I think the best martial arts to learn is what you learn on the street. Karate, tae qwan do, ninjitsu all involve rules.
The idea is valid, but I would disagree with the inclusion of ninjutsu in that list. I did MMA for about 12 years, and had a brief couple month fling with bujinkan ninjutsu. It heavily favored doing what works over what's "traditional" or "fair" and even things like "smash their head into this conveniently nearby wall" and "why not pick up the chair and club them over the head with it" were pretty regularly part of the training.
"Rules" taught by specific martial arts and specific schools is a very real problem. Most karate and tae kwon do schools have their students train barefooted, even though very few of us go barefooted in daily life. Many schools use soft mats, even though there's more carpet and concrete everywhere else. When I did kickboxing and muay tai, most of the training was either done on a bag, standing stationary, or with a partner in a tiny ring. Bag drills are great, but fighting in a ring is very different than fighting anywhere else.
From your list, karate styles are probably the worst. (I did shotokan for 3 years and shito-ryu for 2.) You train barefooted and generally on mats (though to be fair genuine tatami aren't exactly soft.) Grappling practices (not native to karate, but everyone teaches it) tend to involve a lot lapel manipulation, even though nobody in real life wears gi tops. Fighting practice is often in regimented back-and-froth drills. Ground fighting is barely touched upon, if at all. There's a lot of focus on kata. Sparring contact is generally minimal. Very little of the material is applicable to fighting, and you might have to work through a year of learning bad habits before they ever get around to letting you try to apply them. Ippon kumite and related drills are good for learning control, but they're counterproductive for learning to fight.

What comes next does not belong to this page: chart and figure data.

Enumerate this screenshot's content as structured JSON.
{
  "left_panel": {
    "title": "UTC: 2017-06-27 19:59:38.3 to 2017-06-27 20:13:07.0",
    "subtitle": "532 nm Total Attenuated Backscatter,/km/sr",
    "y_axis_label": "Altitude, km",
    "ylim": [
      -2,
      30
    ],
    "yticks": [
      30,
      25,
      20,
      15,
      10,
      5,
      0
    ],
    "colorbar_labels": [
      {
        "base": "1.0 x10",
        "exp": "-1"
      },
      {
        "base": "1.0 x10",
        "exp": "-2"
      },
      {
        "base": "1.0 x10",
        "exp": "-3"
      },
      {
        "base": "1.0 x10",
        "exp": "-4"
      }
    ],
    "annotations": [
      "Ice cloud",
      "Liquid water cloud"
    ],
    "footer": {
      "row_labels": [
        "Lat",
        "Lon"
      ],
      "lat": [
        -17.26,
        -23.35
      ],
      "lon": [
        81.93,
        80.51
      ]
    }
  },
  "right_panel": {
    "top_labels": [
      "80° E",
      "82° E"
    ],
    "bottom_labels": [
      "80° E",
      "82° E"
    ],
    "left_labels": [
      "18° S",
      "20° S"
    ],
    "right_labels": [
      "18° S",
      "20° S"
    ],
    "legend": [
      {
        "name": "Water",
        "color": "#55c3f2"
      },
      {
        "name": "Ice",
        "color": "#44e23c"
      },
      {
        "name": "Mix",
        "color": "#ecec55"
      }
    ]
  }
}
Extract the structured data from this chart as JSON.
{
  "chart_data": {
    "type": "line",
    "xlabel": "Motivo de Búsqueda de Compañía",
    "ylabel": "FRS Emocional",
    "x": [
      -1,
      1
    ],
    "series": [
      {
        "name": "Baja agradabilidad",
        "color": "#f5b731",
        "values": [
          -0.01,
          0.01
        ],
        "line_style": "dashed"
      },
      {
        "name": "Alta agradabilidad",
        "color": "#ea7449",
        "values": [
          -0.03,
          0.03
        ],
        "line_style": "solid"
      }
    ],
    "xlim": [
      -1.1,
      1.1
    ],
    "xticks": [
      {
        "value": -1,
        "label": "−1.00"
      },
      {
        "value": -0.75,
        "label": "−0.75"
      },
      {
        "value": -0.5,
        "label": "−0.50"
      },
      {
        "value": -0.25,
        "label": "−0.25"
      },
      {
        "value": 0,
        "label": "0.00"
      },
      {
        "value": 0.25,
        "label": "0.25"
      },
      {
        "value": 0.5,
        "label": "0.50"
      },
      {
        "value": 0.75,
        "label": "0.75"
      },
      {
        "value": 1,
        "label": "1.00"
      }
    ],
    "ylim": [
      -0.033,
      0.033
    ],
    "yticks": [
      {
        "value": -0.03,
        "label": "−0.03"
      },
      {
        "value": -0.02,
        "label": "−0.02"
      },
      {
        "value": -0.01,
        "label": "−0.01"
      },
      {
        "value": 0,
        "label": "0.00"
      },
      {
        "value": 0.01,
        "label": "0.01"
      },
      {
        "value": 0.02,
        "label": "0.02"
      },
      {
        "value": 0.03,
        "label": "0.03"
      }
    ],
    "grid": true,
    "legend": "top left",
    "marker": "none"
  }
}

Worse than karate though, would be aikido (I did aikido for six months) for one very simple reason: the uke/shite relationship. Basically, with aikido, you specifically train with opponents who are trying very hard to cooperate with you, and you are trained to cooperate with your attacker. It's a deliberate philosophical choice, and yes...it's true and a very common premise in a many styles than cooperating with an attack is an effective way to avoid injury (bend like a reed in the wind, and so forth.) But the way it seems to be taught in aikido (general qualifier: my six months at one specific school might not be representative of the style as a whole) crosses into the ridiculous. Basically, a lot of it doesn't work unless your opponent is cooperating with you. And unfortunately my experience with aikidoka is that they don't realize that. I spent a lot of time in my aikido classes standing there passively waiting for my partner to try to do some technique on me, only to eventually be told that I needed to be more cooperative. When a "senior student" with 3 or more years of training can't take down the new guy...that's kind of a problem. And it's not like I was going out of my way to be a troublemaker. The problem seemed to be that if you train for years with people who know the technique you're using and are deliberately putting their body where it needs to be to make it easy for you to do it on them...that's just not conducive to learning how to put somebody in that position yourself.
Anyway, among the styles I've studied, ninjutsu was probably the least limited by rules. Yes, we wore training outfits not representative of daily clothing. But we also trained outdoors, we trained in tiny cramped indoor spaces, we made use of the environment, fatal and debilitating attacks like eye gouges and throat crushing and other "unconventional" things that would generally not be taught in a more "sport" oriented style were all part of the curriculum from day one.